Lo que es importante en el funcionamiento del calentador
Utilizamos emisores de infrarrojos de onda corta, ya que permiten una irradiación rápida y directa sobre el vidrio. El control espectral es lo suficientemente preciso como para aprovechar al máximo la emisividad del material, sin dañar los ambientes circundantes. La superficie del calentador está diseñada para lograr una densidad de potencia uniforme, lo que permite que la temperatura en toda la superficie del vidrio sea constante. Los módulos típicos funcionan con 480 V de tres fases, y suministran entre 20 y 60 kW, dependiendo del tamaño del vidrio y del ciclo de trabajo. Se instalan como sustitutos directos de los calentadores estándar. La carga térmica es rápida: se alcanza la temperatura operativa en cuestión de minutos. Además, el control es lo suficientemente estable como para mantener la temperatura dentro de rangos precisos, incluso después de varios ciclos de calentamiento.

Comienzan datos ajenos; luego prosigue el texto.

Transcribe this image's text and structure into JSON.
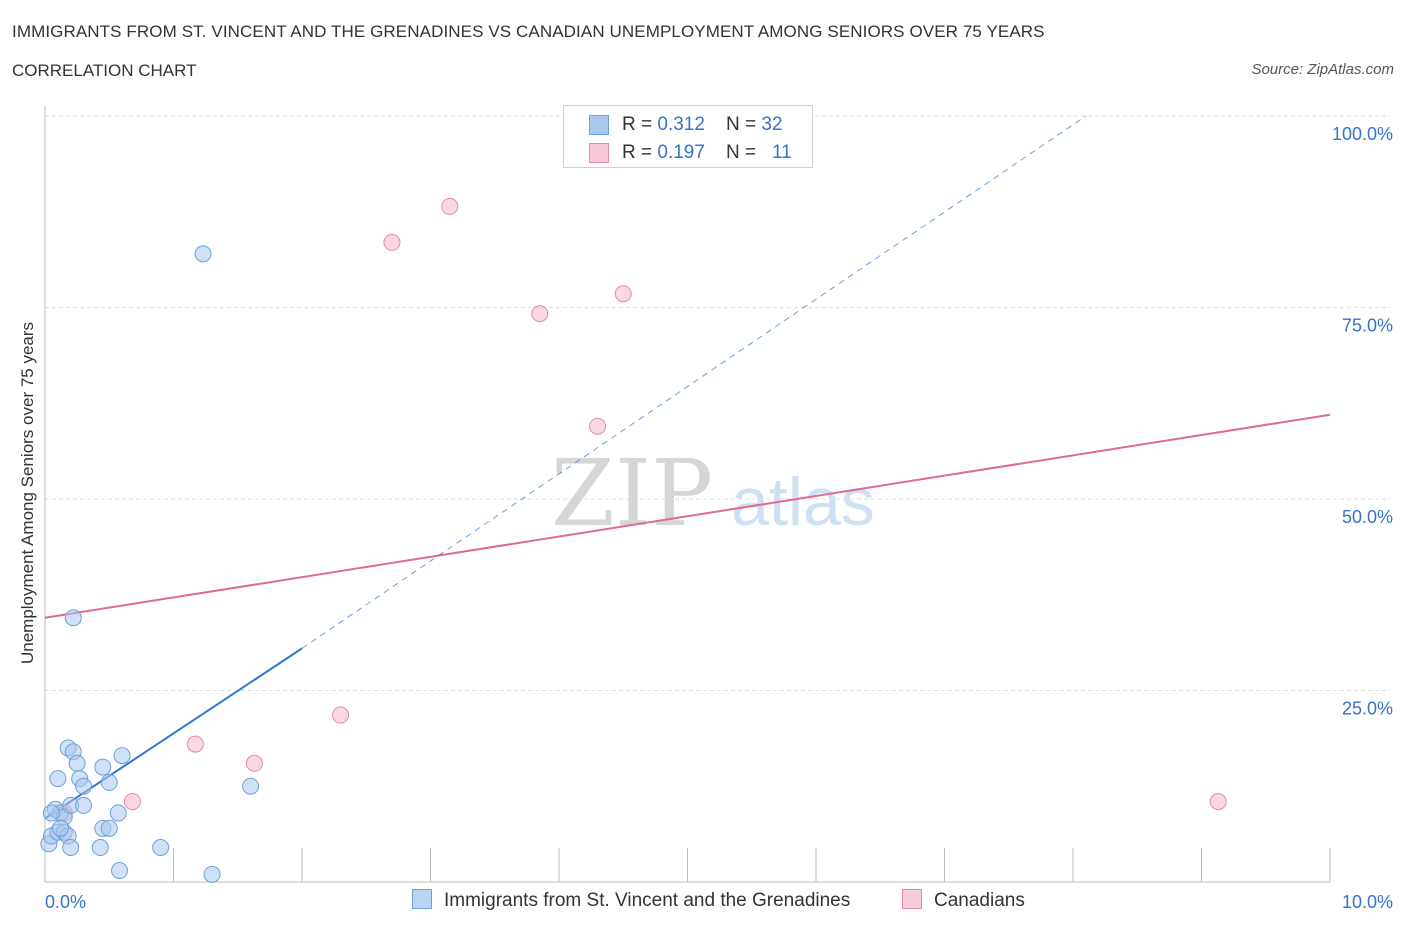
{
  "title": "IMMIGRANTS FROM ST. VINCENT AND THE GRENADINES VS CANADIAN UNEMPLOYMENT AMONG SENIORS OVER 75 YEARS",
  "subtitle": "CORRELATION CHART",
  "source": "Source: ZipAtlas.com",
  "watermark": {
    "zip": "ZIP",
    "atlas": "atlas"
  },
  "legend": {
    "series1": {
      "r_label": "R = ",
      "r_value": "0.312",
      "n_label": "N = ",
      "n_value": "32"
    },
    "series2": {
      "r_label": "R = ",
      "r_value": "0.197",
      "n_label": "N = ",
      "n_value": "11"
    }
  },
  "colors": {
    "blue_fill": "#a9c8f0",
    "blue_stroke": "#6f9fd8",
    "blue_line": "#2f78d0",
    "pink_fill": "#f6b8cb",
    "pink_stroke": "#e58aa8",
    "pink_line": "#e06a93",
    "axis_text": "#3574c8",
    "grid": "#dddddd"
  },
  "chart_data": {
    "type": "scatter",
    "xlabel": "",
    "ylabel": "Unemployment Among Seniors over 75 years",
    "xlim": [
      0,
      10
    ],
    "ylim": [
      0,
      100
    ],
    "x_tick_labels": [
      "0.0%",
      "10.0%"
    ],
    "y_ticks": [
      25,
      50,
      75,
      100
    ],
    "y_tick_labels": [
      "25.0%",
      "50.0%",
      "75.0%",
      "100.0%"
    ],
    "grid": "horizontal dashed",
    "legend_position": "top-center",
    "series": [
      {
        "name": "Immigrants from St. Vincent and the Grenadines",
        "color": "#a9c8f0",
        "points": [
          [
            0.03,
            5.0
          ],
          [
            0.05,
            6.0
          ],
          [
            0.08,
            9.5
          ],
          [
            0.1,
            6.5
          ],
          [
            0.1,
            13.5
          ],
          [
            0.12,
            9.0
          ],
          [
            0.15,
            8.5
          ],
          [
            0.15,
            6.5
          ],
          [
            0.18,
            17.5
          ],
          [
            0.18,
            6.0
          ],
          [
            0.2,
            10.0
          ],
          [
            0.2,
            4.5
          ],
          [
            0.22,
            17.0
          ],
          [
            0.22,
            34.5
          ],
          [
            0.25,
            15.5
          ],
          [
            0.27,
            13.5
          ],
          [
            0.3,
            10.0
          ],
          [
            0.3,
            12.5
          ],
          [
            0.43,
            4.5
          ],
          [
            0.45,
            15.0
          ],
          [
            0.45,
            7.0
          ],
          [
            0.5,
            13.0
          ],
          [
            0.5,
            7.0
          ],
          [
            0.57,
            9.0
          ],
          [
            0.58,
            1.5
          ],
          [
            0.6,
            16.5
          ],
          [
            0.9,
            4.5
          ],
          [
            1.23,
            82.0
          ],
          [
            1.3,
            1.0
          ],
          [
            1.6,
            12.5
          ],
          [
            0.05,
            9.0
          ],
          [
            0.12,
            7.0
          ]
        ],
        "trend": {
          "x": [
            0.0,
            2.0
          ],
          "y": [
            8.3,
            30.5
          ]
        },
        "trend_extension": {
          "x": [
            2.0,
            8.1
          ],
          "y": [
            30.5,
            100.0
          ]
        }
      },
      {
        "name": "Canadians",
        "color": "#f6b8cb",
        "points": [
          [
            0.15,
            9.0
          ],
          [
            0.68,
            10.5
          ],
          [
            1.17,
            18.0
          ],
          [
            1.63,
            15.5
          ],
          [
            2.3,
            21.8
          ],
          [
            2.7,
            83.5
          ],
          [
            3.15,
            88.2
          ],
          [
            3.85,
            74.2
          ],
          [
            4.3,
            59.5
          ],
          [
            4.5,
            76.8
          ],
          [
            9.13,
            10.5
          ]
        ],
        "trend": {
          "x": [
            0.0,
            10.0
          ],
          "y": [
            34.5,
            61.0
          ]
        }
      }
    ]
  }
}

Por qué es adecuado para nuestro trabajo
En el proceso de doblado en caliente, es necesario un calentamiento rápido y uniforme para alcanzar el radio deseado, sin causar estrés térmico en el vidrio. En el proceso de precalentamiento para el templado, la consistencia es clave para lograr una compresión uniforme de la superficie del vidrio. Para el curado de EVA/SGP/PVB y el secado de recubrimientos, se necesita un calor controlado que penetre de manera uniforme, sin dañar los bordes ni atrapar solventes. Este calentador garantiza esa repetibilidad, acorta el tiempo de calentamiento y reduce los desperdicios causados por temperaturas desiguales. El resultado es más piezas terminadas por turno y menos trabajos de reparación debido a defectos ópticos o roturas.
Qué hay que tener en cuenta durante el uso
La instalación es sencilla en marcos estándar, pero el calentador funciona mejor cuando la distancia entre él y el vidrio se mantiene dentro del rango especificado. Es necesario mantener los emisores limpios y verificar regularmente la integridad del cuarzo; la presencia de polvo o capas de aceite puede afectar la eficiencia del calentador. Dado que el sistema calienta rápidamente, la estrategia de control debe adaptarse al espesor del vidrio y al ciclo de trabajo. El vidrio fino requiere un proceso de calentamiento más gradual que el vidrio grueso. Planifique las tasas de calentamiento y los tiempos de inmersión con antelación, y así el equipo funcionará sin problemas.